Twice this week I heard prominent economists refer to an impending "economic Armageddon."
The first mention, which I caught via Boing Boing on Tuesday, was an article by Morgan Stanley's chief economist Stephen Roach. He says that conditions in the United States are aligned right now for economic disaster. In fact, he believe we have about a 90 percent chance of economic "Armageddon" and about a 60 percent of *delaying* it, but only a 10 percent chance of avoiding it all together.
The same day, driving home, I heard Paul Krugman on NPR saying that were the United States any other country, we'd be considered a banana republic at this point, but that the world's basically giving us the benefit of the doubt. He also said we're headed for "economic Armageddon," and he was quoted in a Reuters story last Monday entitled "Economic Crisis a Question of When, Not If."

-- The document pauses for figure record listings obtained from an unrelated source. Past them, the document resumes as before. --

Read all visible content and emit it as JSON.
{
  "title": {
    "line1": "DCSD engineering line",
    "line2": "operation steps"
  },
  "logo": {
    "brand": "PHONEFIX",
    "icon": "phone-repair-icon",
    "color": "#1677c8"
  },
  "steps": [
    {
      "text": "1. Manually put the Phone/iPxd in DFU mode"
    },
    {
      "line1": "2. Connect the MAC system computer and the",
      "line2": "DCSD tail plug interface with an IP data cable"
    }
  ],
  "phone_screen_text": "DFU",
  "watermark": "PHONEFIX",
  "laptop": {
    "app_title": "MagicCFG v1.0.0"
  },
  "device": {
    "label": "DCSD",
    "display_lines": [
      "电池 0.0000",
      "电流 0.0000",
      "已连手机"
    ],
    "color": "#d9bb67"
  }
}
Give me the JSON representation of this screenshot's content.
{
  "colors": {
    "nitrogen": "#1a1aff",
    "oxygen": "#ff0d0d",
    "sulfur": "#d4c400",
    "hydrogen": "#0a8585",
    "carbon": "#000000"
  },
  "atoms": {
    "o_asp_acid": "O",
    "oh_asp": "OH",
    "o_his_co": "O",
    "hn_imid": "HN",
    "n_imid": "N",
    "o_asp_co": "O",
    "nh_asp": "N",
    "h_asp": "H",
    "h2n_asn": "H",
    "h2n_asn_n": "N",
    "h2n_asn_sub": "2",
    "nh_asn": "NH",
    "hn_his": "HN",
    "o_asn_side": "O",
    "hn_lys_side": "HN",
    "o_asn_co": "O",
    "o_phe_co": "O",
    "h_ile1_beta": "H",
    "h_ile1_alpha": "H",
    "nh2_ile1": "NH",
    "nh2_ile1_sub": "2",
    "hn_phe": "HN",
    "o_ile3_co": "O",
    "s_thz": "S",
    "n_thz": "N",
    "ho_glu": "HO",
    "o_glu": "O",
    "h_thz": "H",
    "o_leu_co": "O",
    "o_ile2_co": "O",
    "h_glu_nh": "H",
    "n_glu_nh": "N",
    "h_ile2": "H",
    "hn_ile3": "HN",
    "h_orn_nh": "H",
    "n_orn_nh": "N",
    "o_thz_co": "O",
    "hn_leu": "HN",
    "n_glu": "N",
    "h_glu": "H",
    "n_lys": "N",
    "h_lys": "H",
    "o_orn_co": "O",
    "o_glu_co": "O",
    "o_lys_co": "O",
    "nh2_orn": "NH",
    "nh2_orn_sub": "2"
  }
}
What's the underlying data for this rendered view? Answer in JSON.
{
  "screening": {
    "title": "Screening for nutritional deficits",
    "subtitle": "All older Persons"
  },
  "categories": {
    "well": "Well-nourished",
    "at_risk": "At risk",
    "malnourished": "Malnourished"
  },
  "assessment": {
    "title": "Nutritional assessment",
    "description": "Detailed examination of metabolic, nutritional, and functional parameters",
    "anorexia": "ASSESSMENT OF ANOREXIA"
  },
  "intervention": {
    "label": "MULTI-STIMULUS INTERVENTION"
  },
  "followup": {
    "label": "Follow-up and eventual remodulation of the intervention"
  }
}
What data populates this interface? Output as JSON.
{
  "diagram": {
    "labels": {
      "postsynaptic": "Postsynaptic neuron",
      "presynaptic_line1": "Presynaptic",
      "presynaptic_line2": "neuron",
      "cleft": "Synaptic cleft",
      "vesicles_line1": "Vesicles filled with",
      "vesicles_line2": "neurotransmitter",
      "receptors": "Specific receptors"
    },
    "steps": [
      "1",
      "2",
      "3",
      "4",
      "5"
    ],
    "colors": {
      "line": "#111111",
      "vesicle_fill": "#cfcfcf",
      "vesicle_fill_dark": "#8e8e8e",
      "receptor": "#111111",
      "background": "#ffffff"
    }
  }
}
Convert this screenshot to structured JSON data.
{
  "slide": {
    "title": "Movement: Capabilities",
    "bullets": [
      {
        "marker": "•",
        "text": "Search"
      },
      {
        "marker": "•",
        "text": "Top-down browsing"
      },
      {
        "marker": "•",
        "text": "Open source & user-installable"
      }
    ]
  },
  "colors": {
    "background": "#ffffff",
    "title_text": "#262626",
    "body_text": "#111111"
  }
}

Coincidence? Had Krugman read Roach's piece that day, too? Maybe these guys have been comparing notes.
Krugman is not exactly known as a friend of Bush, but I'm not aware of Roach's political leanings to tell whether his thoughts may be skewed by bias. But, you know, these guys are economists--economic forecasters--and when the weatherman says, "Storm," you're wise to pay attention even if he doesn't have a perfect batting average (if you'll pardon the mixed metaphors). And these guys are predicting a perfect storm.
And just look around. I mean, common sense tells you that if you had a loved one deeply in debt, who decided to get a credit card, which allowed them to spend more money they didn't have, you'd advise them against it, right? That's what our country's doing. And both Roach and Krugman outline plenty of other contributing factors, which portend a coming storm.